Since angle ACD is a right angle, we find that CA (and CB) is equal to AD * sin(36°), and since the base triangle is perfect, AB is equal to AD. Thus, we know that:

\[ \frac{AE}{CA} = \frac{\frac{AB}{CA}}{2} = \frac{\frac{AD}{CA}}{2} = \frac{\frac{1}{\frac{CA}{AD}}}{2} = \frac{1}{2\sin{36°}} \]
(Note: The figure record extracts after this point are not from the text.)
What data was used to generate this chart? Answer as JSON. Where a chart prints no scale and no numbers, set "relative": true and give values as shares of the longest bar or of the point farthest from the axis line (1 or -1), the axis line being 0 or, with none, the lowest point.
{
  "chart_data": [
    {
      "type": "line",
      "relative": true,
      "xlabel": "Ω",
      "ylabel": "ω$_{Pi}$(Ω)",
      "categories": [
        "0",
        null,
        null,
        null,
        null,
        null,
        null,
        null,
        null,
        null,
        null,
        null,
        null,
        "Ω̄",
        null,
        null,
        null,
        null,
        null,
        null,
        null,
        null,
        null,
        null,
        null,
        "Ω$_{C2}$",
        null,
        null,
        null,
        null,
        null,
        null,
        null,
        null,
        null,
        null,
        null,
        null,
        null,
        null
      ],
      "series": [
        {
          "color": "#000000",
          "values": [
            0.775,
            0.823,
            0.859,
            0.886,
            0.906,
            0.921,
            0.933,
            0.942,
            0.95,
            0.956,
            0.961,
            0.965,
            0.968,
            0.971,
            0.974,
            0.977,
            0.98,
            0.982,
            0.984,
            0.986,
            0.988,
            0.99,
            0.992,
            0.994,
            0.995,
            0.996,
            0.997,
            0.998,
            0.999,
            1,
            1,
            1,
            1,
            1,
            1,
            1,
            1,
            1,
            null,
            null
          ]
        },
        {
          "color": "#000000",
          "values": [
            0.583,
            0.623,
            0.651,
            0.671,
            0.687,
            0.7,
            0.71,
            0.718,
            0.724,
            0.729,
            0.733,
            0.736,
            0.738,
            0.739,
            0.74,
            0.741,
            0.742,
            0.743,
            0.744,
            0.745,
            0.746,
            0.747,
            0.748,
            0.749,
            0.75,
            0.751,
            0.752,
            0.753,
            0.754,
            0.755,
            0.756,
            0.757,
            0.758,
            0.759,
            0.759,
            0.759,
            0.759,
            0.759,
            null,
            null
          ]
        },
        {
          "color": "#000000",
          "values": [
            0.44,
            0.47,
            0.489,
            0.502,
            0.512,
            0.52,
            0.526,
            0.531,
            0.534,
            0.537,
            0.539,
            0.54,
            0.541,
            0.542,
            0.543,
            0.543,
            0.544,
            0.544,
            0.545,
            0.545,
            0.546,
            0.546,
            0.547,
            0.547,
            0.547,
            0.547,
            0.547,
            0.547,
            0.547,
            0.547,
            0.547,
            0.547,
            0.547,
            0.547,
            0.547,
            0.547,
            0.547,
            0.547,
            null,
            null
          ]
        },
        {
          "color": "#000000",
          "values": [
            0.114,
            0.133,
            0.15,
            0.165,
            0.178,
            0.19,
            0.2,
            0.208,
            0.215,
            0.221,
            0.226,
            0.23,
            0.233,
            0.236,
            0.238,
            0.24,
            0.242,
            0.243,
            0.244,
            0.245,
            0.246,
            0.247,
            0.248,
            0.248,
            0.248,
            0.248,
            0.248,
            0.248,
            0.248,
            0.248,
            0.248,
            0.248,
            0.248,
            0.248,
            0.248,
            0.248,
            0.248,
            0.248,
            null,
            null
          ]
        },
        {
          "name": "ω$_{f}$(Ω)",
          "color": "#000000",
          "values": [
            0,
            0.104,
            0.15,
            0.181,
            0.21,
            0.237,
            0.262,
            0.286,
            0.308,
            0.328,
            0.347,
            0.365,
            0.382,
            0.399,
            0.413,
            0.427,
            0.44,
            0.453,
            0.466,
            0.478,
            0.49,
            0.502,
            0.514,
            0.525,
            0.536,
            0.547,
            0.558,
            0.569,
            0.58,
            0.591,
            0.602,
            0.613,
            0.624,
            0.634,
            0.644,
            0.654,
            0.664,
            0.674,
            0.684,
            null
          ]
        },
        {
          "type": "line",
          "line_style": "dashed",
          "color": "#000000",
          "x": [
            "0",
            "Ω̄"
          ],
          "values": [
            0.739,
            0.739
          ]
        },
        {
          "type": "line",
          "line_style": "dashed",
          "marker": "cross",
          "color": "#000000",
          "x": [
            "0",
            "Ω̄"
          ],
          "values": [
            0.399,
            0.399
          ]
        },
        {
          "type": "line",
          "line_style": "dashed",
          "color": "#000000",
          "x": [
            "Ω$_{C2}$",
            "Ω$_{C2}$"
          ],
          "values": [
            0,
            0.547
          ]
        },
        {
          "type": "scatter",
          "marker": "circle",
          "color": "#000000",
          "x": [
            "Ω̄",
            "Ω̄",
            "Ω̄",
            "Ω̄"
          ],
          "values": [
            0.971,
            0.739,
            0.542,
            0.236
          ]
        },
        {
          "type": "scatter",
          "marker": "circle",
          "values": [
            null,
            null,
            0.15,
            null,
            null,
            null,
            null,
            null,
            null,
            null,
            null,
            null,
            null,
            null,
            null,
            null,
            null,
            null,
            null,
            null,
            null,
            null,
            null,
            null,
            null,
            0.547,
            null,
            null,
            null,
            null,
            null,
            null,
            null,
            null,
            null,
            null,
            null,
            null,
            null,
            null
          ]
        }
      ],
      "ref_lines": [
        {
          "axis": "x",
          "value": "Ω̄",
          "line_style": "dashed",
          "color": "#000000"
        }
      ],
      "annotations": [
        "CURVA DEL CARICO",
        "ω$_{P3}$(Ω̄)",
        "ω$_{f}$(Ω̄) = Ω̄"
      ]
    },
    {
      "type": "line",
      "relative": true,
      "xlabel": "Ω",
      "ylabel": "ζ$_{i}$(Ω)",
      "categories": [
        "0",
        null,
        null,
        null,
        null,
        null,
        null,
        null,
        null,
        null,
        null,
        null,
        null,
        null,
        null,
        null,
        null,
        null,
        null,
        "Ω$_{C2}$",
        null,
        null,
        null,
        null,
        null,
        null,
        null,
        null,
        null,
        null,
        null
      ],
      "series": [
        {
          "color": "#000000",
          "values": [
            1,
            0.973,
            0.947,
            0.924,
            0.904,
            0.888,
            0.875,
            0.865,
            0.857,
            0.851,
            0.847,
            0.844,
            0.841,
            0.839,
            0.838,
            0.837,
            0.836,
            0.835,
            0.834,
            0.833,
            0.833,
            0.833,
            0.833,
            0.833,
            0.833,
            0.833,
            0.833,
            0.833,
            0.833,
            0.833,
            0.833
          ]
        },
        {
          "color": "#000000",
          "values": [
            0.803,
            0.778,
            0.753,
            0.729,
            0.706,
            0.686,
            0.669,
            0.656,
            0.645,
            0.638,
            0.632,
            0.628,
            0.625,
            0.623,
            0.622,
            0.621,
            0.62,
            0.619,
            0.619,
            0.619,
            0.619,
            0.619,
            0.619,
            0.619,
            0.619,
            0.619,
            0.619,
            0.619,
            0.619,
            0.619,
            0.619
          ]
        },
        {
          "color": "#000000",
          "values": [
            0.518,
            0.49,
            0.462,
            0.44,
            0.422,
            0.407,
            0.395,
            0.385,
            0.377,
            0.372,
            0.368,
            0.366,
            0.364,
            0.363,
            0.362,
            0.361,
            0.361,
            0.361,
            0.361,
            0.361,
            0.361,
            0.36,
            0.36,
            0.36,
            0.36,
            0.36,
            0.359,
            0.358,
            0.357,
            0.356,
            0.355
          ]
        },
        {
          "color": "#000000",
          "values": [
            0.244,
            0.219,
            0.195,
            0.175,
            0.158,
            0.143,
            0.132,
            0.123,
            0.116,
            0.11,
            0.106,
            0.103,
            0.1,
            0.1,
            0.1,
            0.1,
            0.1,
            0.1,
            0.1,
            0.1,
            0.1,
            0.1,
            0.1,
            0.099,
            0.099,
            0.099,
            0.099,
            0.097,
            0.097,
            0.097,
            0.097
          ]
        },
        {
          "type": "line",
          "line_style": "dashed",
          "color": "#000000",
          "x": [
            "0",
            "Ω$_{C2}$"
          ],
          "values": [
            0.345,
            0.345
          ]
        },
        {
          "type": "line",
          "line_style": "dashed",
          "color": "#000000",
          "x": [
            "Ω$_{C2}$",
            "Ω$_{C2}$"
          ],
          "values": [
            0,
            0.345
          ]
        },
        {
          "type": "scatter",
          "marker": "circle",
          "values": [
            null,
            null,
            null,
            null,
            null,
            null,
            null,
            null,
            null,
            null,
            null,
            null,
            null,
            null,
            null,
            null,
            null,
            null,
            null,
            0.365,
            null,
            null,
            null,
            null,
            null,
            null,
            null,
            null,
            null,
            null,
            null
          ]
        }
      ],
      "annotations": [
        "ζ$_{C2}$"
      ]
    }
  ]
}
Thus, the angle ACE, which is half the angle between two sides of the dodecahedron and the angle we seek, is equal to:

$$ \arcsin{\frac{1}{2 \sin{36°}}} $$

Approximately 58.28°.

Now, let’s take the look at a side pyramid of a dodecahedron and calculate its volume:

Since the angle of a perfect pentagon is equal to 108°, angle
OBA which is half of it is equal to 54°. Since AB is
**a**/2, OA is equal to tan(54°)***a**/2. Now, the base
of the pyramid is made of 5 equal triangles each of which has a
base of length **a** and a height of OA. Thus, the area of the
base is 5*(OA***a**/2) = 5*tan(54°)***a**/2***a**/2 =
5/4*tan(54°)***a**^2.

In the previous section we found out that the angle OAD is equal to arcsin(1/(2*sin(36°))), and therefore:

\[ OD = OA \cdot \tan{\left[\arcsin{\left(\frac{1}{2 \sin{36°}}\right)}\right]} = \frac{1}{2} \tan{54°} \tan{\left[\arcsin{\left(\frac{1}{2 \sin{36°}}\right)}\right]} \cdot {\bf a} \]

The volume of the pyramid is the area of its base multiplied by its height (OD) divided by 3 and so it is equal to:

\[ \frac{5}{4} \cdot \tan{54°} \cdot {\bf a}^2 \cdot \\* \frac{1}{2} \cdot tan{54°} \cdot \tan{\left[\arcsin{\left(\frac{1}{2 \sin{36°}}\right)}\right]} \cdot {\bf a} \cdot \frac{1}{3} = \\* \frac{5}{24} \cdot \tan^2{54°} \cdot \tan{\left[\arcsin{\left(\frac{1}{2 \sin{36°}}\right)}\right]} \cdot {\bf a}^3 \]

Since there are 12 such pyramids in a dodecahedron, its volume is equal to this volume multiplied by 12. Thus, we get that the volume of a dodecahedron is:

\[ \frac{5}{2} \cdot \tan{54°}^2 \cdot \tan{\left[\arcsin{\left(\frac{1}{2 \sin{36°}}\right)}\right]} \cdot {\bf a}^3 = ~7.66 * {\bf a}^3. \]